The Audio Science Review (ASR) approach to reviewing wines.


Imagine doing a wine review as follows - samples of wines are assessed by a reviewer who measures multiple variables including light transmission, specific gravity, residual sugar, salinity, boiling point etc.  These tests are repeated while playing test tones through the samples at different frequencies.

The results are compiled and the winner selected based on those measurements and the reviewer concludes that the other wines can't possibly be as good based on their measured results.  

At no point does the reviewer assess the bouquet of the wine nor taste it.  He relies on the science of measured results and not the decidedly unscientific subjective experience of smell and taste.

That is the ASR approach to audio - drinking Kool Aid, not wine.

toronto416

Showing 3 responses by deep_333

I’d ask the clown car that does freq domain snapshots to measure my violins or my piano....bet that would go well/swell...

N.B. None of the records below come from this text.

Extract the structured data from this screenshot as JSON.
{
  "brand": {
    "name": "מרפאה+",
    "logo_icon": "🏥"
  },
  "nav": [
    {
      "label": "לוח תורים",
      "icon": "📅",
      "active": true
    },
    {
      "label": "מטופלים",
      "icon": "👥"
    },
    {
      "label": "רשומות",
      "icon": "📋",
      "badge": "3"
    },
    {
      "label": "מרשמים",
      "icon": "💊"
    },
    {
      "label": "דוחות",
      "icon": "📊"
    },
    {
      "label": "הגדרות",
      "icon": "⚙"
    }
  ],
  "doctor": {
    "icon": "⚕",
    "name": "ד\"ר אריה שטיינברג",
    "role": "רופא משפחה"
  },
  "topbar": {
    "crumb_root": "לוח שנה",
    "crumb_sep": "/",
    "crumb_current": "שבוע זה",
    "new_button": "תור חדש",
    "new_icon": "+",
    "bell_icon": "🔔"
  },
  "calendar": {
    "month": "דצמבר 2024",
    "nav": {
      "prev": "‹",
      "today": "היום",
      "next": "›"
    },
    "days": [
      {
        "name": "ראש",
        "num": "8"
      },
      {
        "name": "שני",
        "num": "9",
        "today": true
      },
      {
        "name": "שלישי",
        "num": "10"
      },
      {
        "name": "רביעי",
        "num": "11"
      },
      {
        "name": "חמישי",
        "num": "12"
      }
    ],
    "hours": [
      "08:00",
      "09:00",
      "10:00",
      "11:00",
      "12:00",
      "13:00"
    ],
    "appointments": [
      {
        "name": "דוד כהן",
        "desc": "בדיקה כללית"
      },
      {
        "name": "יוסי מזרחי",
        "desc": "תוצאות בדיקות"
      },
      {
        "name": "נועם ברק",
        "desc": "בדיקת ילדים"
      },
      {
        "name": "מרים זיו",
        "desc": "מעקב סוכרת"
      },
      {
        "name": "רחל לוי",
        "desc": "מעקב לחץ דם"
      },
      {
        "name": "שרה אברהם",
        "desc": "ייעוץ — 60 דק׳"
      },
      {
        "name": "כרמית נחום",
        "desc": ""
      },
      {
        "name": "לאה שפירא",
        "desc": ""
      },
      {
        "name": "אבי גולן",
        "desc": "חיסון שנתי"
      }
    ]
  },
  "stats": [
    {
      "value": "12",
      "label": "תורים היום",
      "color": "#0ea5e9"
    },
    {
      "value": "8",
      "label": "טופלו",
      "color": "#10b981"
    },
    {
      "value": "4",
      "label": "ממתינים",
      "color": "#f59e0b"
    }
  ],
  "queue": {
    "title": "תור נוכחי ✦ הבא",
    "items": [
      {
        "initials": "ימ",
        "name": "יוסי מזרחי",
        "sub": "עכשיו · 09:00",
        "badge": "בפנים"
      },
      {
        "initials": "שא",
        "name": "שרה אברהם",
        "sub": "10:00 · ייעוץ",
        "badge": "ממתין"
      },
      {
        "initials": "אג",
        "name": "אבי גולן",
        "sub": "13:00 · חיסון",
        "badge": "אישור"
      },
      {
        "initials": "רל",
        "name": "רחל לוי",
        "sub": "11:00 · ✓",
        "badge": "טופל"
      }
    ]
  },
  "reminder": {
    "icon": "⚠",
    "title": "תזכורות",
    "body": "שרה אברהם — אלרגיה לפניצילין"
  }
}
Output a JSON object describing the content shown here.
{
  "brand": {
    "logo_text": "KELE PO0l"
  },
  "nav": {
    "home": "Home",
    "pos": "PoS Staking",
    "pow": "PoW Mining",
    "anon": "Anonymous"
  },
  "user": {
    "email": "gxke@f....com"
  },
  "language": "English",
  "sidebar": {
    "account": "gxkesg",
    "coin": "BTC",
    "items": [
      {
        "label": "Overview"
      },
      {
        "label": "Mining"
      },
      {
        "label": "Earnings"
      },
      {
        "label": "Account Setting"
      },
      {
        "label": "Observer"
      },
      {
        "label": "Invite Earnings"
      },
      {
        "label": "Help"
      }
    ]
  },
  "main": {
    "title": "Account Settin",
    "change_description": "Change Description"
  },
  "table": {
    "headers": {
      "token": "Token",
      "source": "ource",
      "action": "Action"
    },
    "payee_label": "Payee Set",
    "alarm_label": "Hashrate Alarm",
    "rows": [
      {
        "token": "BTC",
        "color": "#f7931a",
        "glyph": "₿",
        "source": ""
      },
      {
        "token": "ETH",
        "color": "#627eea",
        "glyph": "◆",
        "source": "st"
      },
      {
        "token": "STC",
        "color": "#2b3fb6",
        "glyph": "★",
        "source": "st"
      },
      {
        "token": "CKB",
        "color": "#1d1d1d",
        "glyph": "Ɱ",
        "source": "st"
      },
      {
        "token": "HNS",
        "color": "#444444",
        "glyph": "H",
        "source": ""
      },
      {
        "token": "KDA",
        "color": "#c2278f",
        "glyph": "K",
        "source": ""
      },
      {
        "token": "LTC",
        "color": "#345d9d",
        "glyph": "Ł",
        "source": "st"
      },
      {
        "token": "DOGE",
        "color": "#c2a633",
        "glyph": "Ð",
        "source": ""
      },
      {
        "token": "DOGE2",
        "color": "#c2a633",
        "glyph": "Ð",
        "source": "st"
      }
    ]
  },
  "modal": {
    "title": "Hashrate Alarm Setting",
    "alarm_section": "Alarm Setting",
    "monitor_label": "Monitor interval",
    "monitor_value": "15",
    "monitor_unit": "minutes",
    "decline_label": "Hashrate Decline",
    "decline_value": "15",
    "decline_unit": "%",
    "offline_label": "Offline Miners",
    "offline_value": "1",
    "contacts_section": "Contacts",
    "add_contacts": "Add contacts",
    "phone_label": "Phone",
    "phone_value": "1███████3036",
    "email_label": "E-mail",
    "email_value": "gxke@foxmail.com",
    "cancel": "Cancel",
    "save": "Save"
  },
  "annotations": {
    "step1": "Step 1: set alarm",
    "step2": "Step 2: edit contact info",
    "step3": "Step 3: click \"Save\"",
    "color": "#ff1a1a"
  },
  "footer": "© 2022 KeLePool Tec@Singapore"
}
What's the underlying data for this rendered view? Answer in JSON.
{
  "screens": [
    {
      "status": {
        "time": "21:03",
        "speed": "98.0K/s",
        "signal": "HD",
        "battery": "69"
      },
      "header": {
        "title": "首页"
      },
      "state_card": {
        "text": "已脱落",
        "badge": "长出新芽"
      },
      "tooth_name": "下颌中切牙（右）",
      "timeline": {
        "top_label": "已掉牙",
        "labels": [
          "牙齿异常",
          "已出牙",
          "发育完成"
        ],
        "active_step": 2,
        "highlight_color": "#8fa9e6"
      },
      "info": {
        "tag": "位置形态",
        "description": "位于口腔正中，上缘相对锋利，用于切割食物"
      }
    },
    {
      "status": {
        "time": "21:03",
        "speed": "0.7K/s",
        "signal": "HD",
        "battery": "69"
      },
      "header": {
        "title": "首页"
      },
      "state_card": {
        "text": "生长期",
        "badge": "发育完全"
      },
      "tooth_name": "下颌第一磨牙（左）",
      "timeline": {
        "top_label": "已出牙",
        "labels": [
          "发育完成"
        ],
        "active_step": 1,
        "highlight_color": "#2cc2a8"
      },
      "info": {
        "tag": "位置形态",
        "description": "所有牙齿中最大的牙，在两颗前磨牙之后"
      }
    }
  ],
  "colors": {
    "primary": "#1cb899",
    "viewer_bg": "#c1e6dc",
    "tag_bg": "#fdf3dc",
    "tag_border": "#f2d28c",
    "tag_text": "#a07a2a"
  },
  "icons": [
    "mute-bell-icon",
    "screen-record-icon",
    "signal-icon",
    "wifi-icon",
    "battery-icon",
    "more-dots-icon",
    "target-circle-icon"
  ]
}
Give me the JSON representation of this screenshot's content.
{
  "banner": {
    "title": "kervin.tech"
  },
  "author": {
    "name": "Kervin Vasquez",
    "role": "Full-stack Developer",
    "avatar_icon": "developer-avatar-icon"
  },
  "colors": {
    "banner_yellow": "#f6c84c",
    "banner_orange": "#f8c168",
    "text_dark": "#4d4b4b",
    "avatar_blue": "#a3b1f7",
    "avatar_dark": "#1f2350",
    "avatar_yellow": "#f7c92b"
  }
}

"Bad violin", said the dingus dumbernicus...

Stereophile does measurements. You can look at it and also see what J.Atkinson says about the sound.

You can look at the asr guy’s measurements (graphs only) as well. But, scroll over anything else he squeals about because he has two lumps of turd in place of ears.

Here’s a very nice Tom Martin review of the Perlisten speaker.

https://www.youtube.com/watch?v=leL1vXcKhZw

Think we all know how Perlisten speakers tend to measure, pretty freaking good.

But, i’d like for a reviewer to be articulate the sound of it as good as Tom. He isn’t even 'selling' anything in this review, he tells ya who it may work for and who it may not work for..

Is the ASR Reviewer (Revel/Harman dealer/sales guy, Madrona Digital) capable of doing such a review? There are speakers that measure and sound better than Harman trash, but, he’ll find a way to diss them...gotta worry about Madrona Digital sales...not to mention that he sounds like a water bottle with a hundred holes.